The multi-electrode strategy gained prominence in the early 1970s due to the work of French otologist Claude-Henri Chouard with the Institut National de la Sante’ et de la Recherche Scientifique in Paris, who had been a student of Eyriès. In 1973, he devised a procedure to implant electrodes through 12 separate openings into the cochlea, thus exploiting the pitch particularity of each section of the hair cell-lined cochlea. In Melbourne, Australia, a team led by Graeme Clark was also working through the 1970s, developing a multi-channel prototype with an array of 20 electrodes; their first successful implantation took place in 1978. Yet another group, working in Vienna, designed and manufactured a passive single-channel broadband analog implant. The Australian efforts coalesced into Cochlear Ltd.; the Austrians’ work became today’s MED-EL.

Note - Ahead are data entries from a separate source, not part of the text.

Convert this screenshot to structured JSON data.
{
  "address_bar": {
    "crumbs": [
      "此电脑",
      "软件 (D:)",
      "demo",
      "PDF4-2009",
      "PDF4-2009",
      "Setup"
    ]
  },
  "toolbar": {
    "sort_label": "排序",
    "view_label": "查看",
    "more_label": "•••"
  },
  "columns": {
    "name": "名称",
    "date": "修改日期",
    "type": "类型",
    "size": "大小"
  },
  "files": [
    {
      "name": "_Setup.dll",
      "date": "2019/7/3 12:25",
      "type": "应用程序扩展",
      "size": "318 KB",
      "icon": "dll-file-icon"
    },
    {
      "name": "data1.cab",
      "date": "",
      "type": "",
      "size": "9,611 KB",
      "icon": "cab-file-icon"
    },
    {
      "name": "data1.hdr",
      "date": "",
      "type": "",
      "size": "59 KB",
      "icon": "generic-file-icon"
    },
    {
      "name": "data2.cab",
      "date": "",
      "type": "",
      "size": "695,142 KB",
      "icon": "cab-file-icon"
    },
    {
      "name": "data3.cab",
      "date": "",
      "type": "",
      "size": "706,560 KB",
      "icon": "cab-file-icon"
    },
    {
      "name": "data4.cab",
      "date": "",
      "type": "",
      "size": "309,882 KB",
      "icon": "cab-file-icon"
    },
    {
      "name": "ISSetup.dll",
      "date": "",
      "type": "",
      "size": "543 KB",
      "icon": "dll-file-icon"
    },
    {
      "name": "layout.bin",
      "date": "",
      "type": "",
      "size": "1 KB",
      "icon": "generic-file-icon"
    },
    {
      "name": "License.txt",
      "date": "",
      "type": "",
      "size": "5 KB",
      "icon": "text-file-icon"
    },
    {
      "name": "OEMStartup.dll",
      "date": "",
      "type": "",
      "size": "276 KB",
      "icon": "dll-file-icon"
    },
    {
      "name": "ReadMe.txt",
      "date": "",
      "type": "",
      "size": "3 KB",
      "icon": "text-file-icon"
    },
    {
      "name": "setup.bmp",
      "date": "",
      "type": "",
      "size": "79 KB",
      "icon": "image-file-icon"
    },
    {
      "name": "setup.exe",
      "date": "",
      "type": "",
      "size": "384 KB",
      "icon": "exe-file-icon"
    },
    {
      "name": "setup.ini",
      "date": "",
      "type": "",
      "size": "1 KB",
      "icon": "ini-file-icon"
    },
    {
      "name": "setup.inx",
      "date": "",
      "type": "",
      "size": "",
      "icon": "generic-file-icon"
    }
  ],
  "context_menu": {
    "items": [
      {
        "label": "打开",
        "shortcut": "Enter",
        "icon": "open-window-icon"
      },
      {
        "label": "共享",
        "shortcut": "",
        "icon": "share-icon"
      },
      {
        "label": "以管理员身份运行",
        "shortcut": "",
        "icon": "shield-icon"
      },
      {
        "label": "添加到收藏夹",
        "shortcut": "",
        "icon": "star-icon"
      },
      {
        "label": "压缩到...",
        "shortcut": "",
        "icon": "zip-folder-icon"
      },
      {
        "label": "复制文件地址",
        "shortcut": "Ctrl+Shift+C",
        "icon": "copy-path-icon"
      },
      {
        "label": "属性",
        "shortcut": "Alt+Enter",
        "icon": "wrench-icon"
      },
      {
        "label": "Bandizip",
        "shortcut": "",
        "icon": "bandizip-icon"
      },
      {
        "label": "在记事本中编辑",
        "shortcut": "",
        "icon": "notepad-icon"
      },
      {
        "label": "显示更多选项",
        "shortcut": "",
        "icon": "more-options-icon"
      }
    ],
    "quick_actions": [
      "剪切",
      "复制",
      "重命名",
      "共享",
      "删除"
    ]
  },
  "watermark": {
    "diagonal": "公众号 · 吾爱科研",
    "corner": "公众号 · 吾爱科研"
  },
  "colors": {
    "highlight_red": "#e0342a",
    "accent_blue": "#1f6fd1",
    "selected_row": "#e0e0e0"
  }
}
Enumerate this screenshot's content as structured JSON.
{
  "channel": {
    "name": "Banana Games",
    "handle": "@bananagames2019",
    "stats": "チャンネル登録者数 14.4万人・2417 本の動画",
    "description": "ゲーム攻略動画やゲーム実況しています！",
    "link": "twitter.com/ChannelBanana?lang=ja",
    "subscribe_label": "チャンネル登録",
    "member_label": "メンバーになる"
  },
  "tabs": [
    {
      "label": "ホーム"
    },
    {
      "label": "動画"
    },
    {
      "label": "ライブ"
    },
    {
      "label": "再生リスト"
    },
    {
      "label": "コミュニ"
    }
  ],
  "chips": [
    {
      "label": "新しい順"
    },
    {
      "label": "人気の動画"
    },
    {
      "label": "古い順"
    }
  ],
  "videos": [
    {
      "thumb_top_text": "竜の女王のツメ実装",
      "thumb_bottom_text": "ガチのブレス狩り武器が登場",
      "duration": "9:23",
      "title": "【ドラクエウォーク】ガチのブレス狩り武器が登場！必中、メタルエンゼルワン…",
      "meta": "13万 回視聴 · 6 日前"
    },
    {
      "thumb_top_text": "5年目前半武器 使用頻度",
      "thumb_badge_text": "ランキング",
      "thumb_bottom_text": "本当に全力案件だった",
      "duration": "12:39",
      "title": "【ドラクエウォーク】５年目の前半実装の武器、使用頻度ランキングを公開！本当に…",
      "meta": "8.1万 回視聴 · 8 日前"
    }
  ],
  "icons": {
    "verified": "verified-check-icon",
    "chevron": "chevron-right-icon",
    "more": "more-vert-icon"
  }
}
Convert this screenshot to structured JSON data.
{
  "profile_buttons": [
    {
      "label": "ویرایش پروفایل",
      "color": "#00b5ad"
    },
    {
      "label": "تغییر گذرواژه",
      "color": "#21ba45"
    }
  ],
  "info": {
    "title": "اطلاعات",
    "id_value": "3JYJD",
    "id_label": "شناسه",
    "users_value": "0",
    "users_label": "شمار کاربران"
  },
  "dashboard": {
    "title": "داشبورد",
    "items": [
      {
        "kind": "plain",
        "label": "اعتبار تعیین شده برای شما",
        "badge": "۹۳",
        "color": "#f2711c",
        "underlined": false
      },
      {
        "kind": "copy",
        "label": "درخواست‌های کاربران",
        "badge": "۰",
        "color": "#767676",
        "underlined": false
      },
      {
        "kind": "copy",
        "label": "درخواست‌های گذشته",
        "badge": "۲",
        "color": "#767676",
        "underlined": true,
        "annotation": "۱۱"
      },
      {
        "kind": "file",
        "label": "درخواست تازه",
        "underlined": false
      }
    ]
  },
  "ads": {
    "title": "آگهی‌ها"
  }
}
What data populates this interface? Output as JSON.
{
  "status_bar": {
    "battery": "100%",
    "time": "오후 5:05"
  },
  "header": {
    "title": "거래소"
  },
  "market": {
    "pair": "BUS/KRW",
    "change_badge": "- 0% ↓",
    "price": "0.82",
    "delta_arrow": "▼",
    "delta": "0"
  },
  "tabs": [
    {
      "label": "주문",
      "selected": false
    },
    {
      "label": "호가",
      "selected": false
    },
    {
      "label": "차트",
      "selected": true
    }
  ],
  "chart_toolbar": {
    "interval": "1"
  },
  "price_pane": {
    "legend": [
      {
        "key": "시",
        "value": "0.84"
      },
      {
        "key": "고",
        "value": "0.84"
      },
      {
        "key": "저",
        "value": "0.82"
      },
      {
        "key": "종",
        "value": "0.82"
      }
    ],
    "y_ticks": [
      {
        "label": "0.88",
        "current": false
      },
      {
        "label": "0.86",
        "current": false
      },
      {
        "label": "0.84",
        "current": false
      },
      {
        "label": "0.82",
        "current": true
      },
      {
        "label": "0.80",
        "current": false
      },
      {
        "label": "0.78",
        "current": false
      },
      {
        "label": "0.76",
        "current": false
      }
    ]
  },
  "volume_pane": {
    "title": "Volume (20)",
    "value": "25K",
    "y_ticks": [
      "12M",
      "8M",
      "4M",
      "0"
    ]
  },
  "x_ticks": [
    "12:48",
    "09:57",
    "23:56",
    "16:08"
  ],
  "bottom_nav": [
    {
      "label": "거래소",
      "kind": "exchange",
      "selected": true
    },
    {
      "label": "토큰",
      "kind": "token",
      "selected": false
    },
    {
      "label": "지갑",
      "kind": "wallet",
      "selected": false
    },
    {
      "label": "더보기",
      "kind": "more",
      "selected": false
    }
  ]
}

Scientific Community Pushback
All of this activity resulted in the First International Conference on Electrical Stimulation of the Acoustic Nerve, held in 1974 at UCSF. Investigators on teams from institutions such as HEI, Stanford and UCSF had been collecting evidence on film of their patients perceiving sound for the first time. Still, many in the scientific community were not convinced of the efficacy of implantation, including Harold Schuknecht, MD, chief of otolaryngology at Massachusetts Eye and Ear Infirmary in Boston, who said at the conference: “I interpreted the movies and the case presentations to confirm my suspicion that the prostheses as they are now designed are of very little use.”
Dr. William House was undeterred, and in 1977 devised a new strategy to bring CIs to market. He told Dr. Miyamoto, “The scientists won’t listen to us, but if something good happens for patients, they’re going to have to listen to them.” He hoped the multi-center study would provide definitive proof that patients were benefitting from the procedure. Dr. Miyamoto agreed with this concept.